Friday, February 17, 2012

That Love is a Farce if Death is the Absolute End of Human Life

A brief note on this post:  Four people passed away this week.  I knew some better than others.  Many of the reflections in this post have been inspired by their deaths.  While this post is not the end of the story (I intend to write a follow-up...maybe this week),  it does its best to grapple with the problem of love and death on a purely human/philosophical level.  I am certain that philosophers have been dealing with this issue for ages, so I contribute very little, I'm sure. 

Once I got married and we started having children, I became morbid.  This was by no means intentional on my part, though it perfectly illustrates the tension of love and death.

The strongest longings of the human being (intellect and affection) seem to me to be love and truth.  In this case, I intend to focus on love - true love, selfless love.  This sort of love wants nothing other than giving of the self for the good of the beloved.  A total self-emptying, kenosis.  This sort of love gives life a great purpose and a great meaning.  Perhaps we could even go so far as to say that love is what makes life meaningful, or worth living...even if it remains in a state of potent hope.

My wife and I share a great love, yet each day I'm reminded that there is more love to be had - more to know about her.  There are always new ways to love her and sacrifice for her.  I have only seen a touch of the love we share in our relationship.  I know this because there is always more, always a new surprise or a new circumstance.  Our love seems to be moving toward some end, or fulfillment.  The process is gradual, and the steps lead to greater and greater union.  Truth and love are similar in this way, that they are symphonic.  They unify. 

Our love has borne fruit. This is the procreative element of love.  Love empties forth and creates a new life.  Children have caused me to love in ways I did not know possible.  While the struggle with selfishness remains at the fore, the truest desire of my heart is to empty myself for my children.

And, all of these relationships that happen within the communion of family are growing.  These relationships are dynamic and are moving toward some end – which appears to be communion.  The dynamism of love is that of an insatiable desire.  The human mind and heart longs for more love – greater unity. 

Death.  Death is the ultimate destroyer.  As I meditate upon death, my own or the fact that those I love the most will die, I am struck by nothing but fear, doubt, hopelessness.  I am paralyzed.  Life is inconclusive.  Love is without an adequate answer, or end.

Death breaks apart unity.  It is an unfitting end to any relationship of love.  It is corruption and brokenness in the extreme.  It is at once most natural, and completely unnatural. 

Whatever oneness of being existed prior to death appears as an illusion in the face of the reality of death.  Death’s finality trumps a life of love.  Death breaks apart unity.  It ends unity. 

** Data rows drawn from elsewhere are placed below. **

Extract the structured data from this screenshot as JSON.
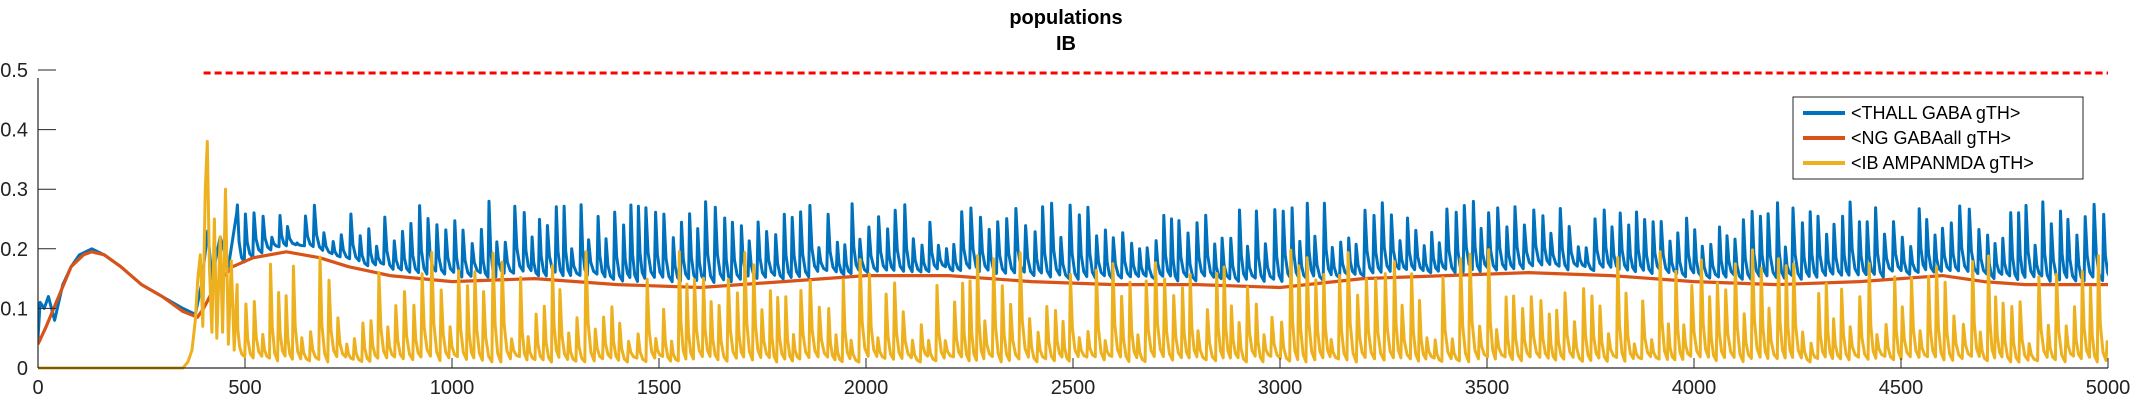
{
  "chart_data": {
    "type": "line",
    "title": "populations",
    "subtitle": "IB",
    "xlim": [
      0,
      5000
    ],
    "ylim": [
      0,
      0.5
    ],
    "xticks": [
      0,
      500,
      1000,
      1500,
      2000,
      2500,
      3000,
      3500,
      4000,
      4500,
      5000
    ],
    "yticks": [
      0,
      0.1,
      0.2,
      0.3,
      0.4,
      0.5
    ],
    "xtick_labels": [
      "0",
      "500",
      "1000",
      "1500",
      "2000",
      "2500",
      "3000",
      "3500",
      "4000",
      "4500",
      "5000"
    ],
    "ytick_labels": [
      "0",
      "0.1",
      "0.2",
      "0.3",
      "0.4",
      "0.5"
    ],
    "grid": false,
    "legend_position": "top-right",
    "colors": {
      "thall": "#0072bd",
      "ng": "#d95319",
      "ib": "#edb120",
      "threshold": "#ff0000",
      "axis": "#262626"
    },
    "threshold_line": {
      "y": 0.495,
      "x_start": 400,
      "x_end": 5000,
      "style": "dashed"
    },
    "series": [
      {
        "key": "thall",
        "name": "<THALL GABA gTH>",
        "description": "Starts near 0.1, rises with the orange curve to ~0.2 at t≈130, decays to ~0.09 near t≈380, then oscillates with periodic spikes (~20 ms period) from a baseline of ~0.14 to peaks of 0.20–0.28.",
        "points": [
          [
            0,
            0.05
          ],
          [
            5,
            0.11
          ],
          [
            15,
            0.1
          ],
          [
            25,
            0.12
          ],
          [
            40,
            0.08
          ],
          [
            60,
            0.14
          ],
          [
            80,
            0.17
          ],
          [
            100,
            0.19
          ],
          [
            130,
            0.2
          ],
          [
            160,
            0.19
          ],
          [
            200,
            0.17
          ],
          [
            250,
            0.14
          ],
          [
            300,
            0.12
          ],
          [
            350,
            0.1
          ],
          [
            380,
            0.09
          ],
          [
            395,
            0.14
          ],
          [
            410,
            0.23
          ],
          [
            420,
            0.15
          ],
          [
            440,
            0.22
          ],
          [
            460,
            0.17
          ],
          [
            480,
            0.26
          ]
        ],
        "oscillation": {
          "start": 480,
          "end": 5000,
          "period": 20.5,
          "baseline": 0.14,
          "peak_min": 0.2,
          "peak_max": 0.28
        }
      },
      {
        "key": "ng",
        "name": "<NG GABAall gTH>",
        "description": "Smooth curve rising from ~0.05 to ~0.195 at t≈130, decaying to ~0.085 at t≈380, rising to ~0.195 around t≈600, then slowly settling into a gentle wave between ~0.13 and ~0.16 for the remainder.",
        "points": [
          [
            0,
            0.04
          ],
          [
            20,
            0.07
          ],
          [
            50,
            0.12
          ],
          [
            80,
            0.17
          ],
          [
            110,
            0.19
          ],
          [
            130,
            0.195
          ],
          [
            160,
            0.19
          ],
          [
            200,
            0.17
          ],
          [
            250,
            0.14
          ],
          [
            300,
            0.12
          ],
          [
            350,
            0.095
          ],
          [
            385,
            0.085
          ],
          [
            400,
            0.1
          ],
          [
            430,
            0.14
          ],
          [
            470,
            0.17
          ],
          [
            520,
            0.185
          ],
          [
            600,
            0.195
          ],
          [
            680,
            0.185
          ],
          [
            750,
            0.17
          ],
          [
            850,
            0.155
          ],
          [
            1000,
            0.145
          ],
          [
            1200,
            0.15
          ],
          [
            1400,
            0.14
          ],
          [
            1600,
            0.135
          ],
          [
            1800,
            0.145
          ],
          [
            2000,
            0.155
          ],
          [
            2200,
            0.155
          ],
          [
            2400,
            0.145
          ],
          [
            2600,
            0.14
          ],
          [
            2800,
            0.14
          ],
          [
            3000,
            0.135
          ],
          [
            3200,
            0.15
          ],
          [
            3400,
            0.155
          ],
          [
            3600,
            0.16
          ],
          [
            3800,
            0.155
          ],
          [
            4000,
            0.145
          ],
          [
            4200,
            0.14
          ],
          [
            4400,
            0.145
          ],
          [
            4600,
            0.155
          ],
          [
            4700,
            0.145
          ],
          [
            4800,
            0.14
          ],
          [
            5000,
            0.14
          ]
        ]
      },
      {
        "key": "ib",
        "name": "<IB AMPANMDA gTH>",
        "description": "Flat at 0 until t≈360, then a burst with a peak of ~0.38 near t≈410 and ~0.30 near t≈455, followed by irregular spikes (~20 ms period) from ~0.01 up to 0.05–0.20 through t=5000.",
        "points": [
          [
            0,
            0.0
          ],
          [
            350,
            0.0
          ],
          [
            362,
            0.01
          ],
          [
            372,
            0.03
          ],
          [
            380,
            0.08
          ],
          [
            386,
            0.15
          ],
          [
            392,
            0.19
          ],
          [
            398,
            0.07
          ],
          [
            404,
            0.3
          ],
          [
            409,
            0.38
          ],
          [
            414,
            0.17
          ],
          [
            420,
            0.06
          ],
          [
            426,
            0.25
          ],
          [
            432,
            0.05
          ],
          [
            440,
            0.22
          ],
          [
            446,
            0.06
          ],
          [
            453,
            0.3
          ],
          [
            460,
            0.04
          ],
          [
            467,
            0.18
          ],
          [
            474,
            0.03
          ],
          [
            481,
            0.14
          ]
        ],
        "oscillation": {
          "start": 481,
          "end": 5000,
          "period": 20.5,
          "baseline": 0.01,
          "peak_min": 0.04,
          "peak_max": 0.2
        }
      }
    ]
  }
}
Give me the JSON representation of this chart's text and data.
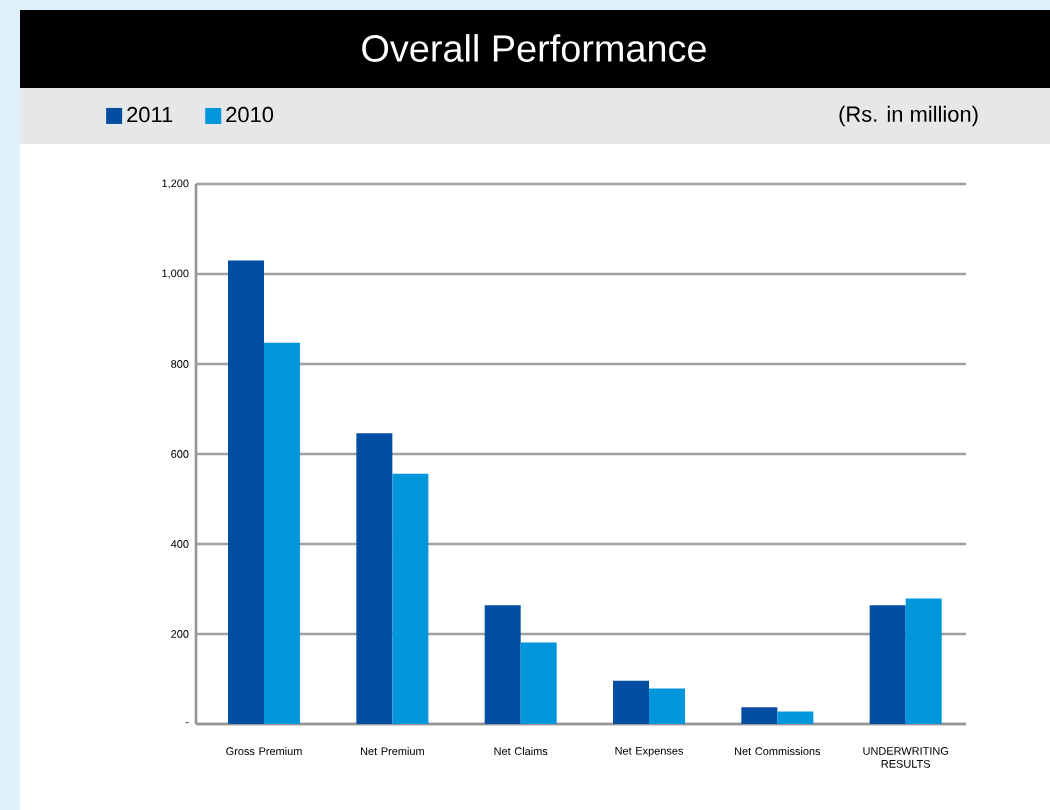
{
  "chart_data": {
    "type": "bar",
    "title": "Overall Performance",
    "annotations": [
      "(Rs. in million)"
    ],
    "categories": [
      "Gross Premium",
      "Net Premium",
      "Net Claims",
      "Net Expenses",
      "Net Commissions",
      "UNDERWRITING RESULTS"
    ],
    "series": [
      {
        "name": "2011",
        "color": "#034ea2",
        "values": [
          1030,
          646,
          264,
          96,
          37,
          264
        ]
      },
      {
        "name": "2010",
        "color": "#0096db",
        "values": [
          847,
          556,
          181,
          79,
          28,
          279
        ]
      }
    ],
    "ylim": [
      0,
      1200
    ],
    "yticks": [
      {
        "value": 0,
        "label": "-"
      },
      200,
      400,
      600,
      800,
      {
        "value": 1000,
        "label": "1,000"
      },
      {
        "value": 1200,
        "label": "1,200"
      }
    ],
    "grid": "y",
    "legend": "top left"
  }
}
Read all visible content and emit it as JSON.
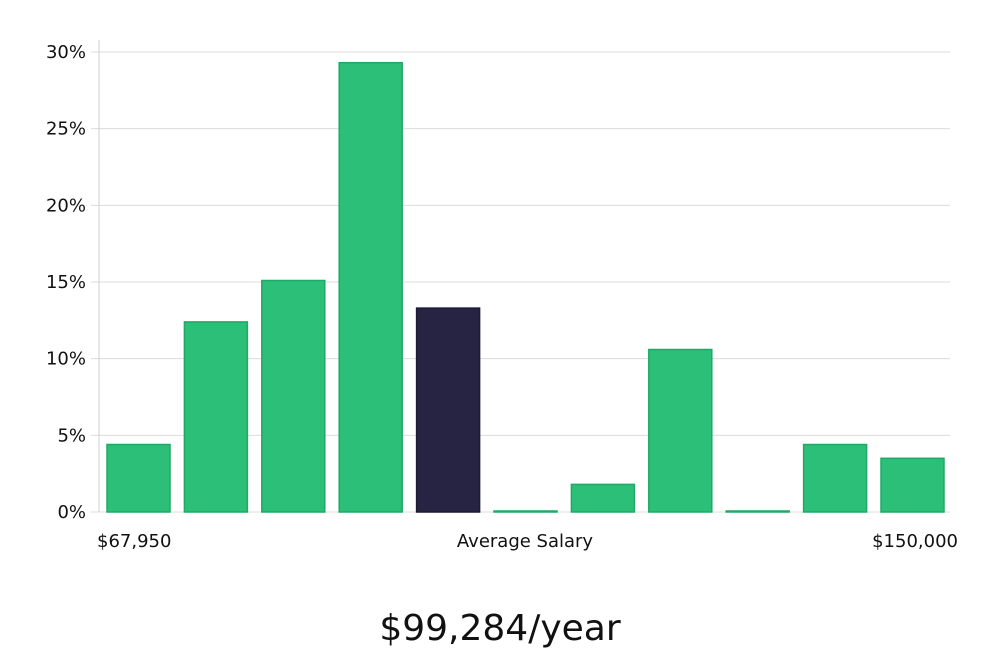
{
  "chart_data": {
    "type": "bar",
    "categories": [
      "1",
      "2",
      "3",
      "4",
      "5",
      "6",
      "7",
      "8",
      "9",
      "10",
      "11"
    ],
    "values": [
      4.4,
      12.4,
      15.1,
      29.3,
      13.3,
      0.05,
      1.8,
      10.6,
      0.05,
      4.4,
      3.5
    ],
    "highlight_index": 4,
    "ylim": [
      0,
      30
    ],
    "yticks": [
      0,
      5,
      10,
      15,
      20,
      25,
      30
    ],
    "ytick_suffix": "%",
    "grid": true,
    "x_labels": {
      "left": "$67,950",
      "center": "Average Salary",
      "right": "$150,000"
    },
    "colors": {
      "bar": "#2bbf78",
      "bar_stroke": "#22a866",
      "highlight": "#272343"
    }
  },
  "caption": "$99,284/year"
}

The human being, reason and affection (all the factors of his being), equipped with freedom, can respond to the tension between love and death in an extreme fashion, by either affirming reason or affection to the highest degree.  In affirming reason, one rightly acknowledges the finality of death and therefore affectively shuts down.  This could be likened to times in my life when, fully recognizing that I would have to be leaving Katie for a time, I would shut down all emotion, hours before I actually had to depart.  This heads us down the path of stoicism, and truncates human love from going anywhere, stripping it of all potency.  On the other hand, one could affirm affection to an infinite degree, flying emotion in the face of death and, so consumed by passion, ignore the reality of death entirely.  This is pure recklessness.

Only the middle path, one that fully engages my reason and affectivity, one that acknowledges the dynamism of love and the finality of death, does true justice to the height and depth of this situation.  This position embraces the subtlety or greatness of all the factors at play. 

Since I got married and began having children, my entire perception of death has shifted.  What was once a far-fetched imagining, light-years removed from my teenage invincibility, now stands before me as the ultimate frustration.  Its finality is quite literally “killer.”  It strips love of an ultimate end. 

Love, because of death, seems to be pointless – literally without a point, an ultimate purpose or end.  Perhaps this is what Sartre describes when he speaks of man’s inability to gain synthesis, and draws the conclusion that “man is a useless passion.” 

Love, in its truest sense, in its search for an ultimate communion and self-emptying, appears to be a farce in the face of death.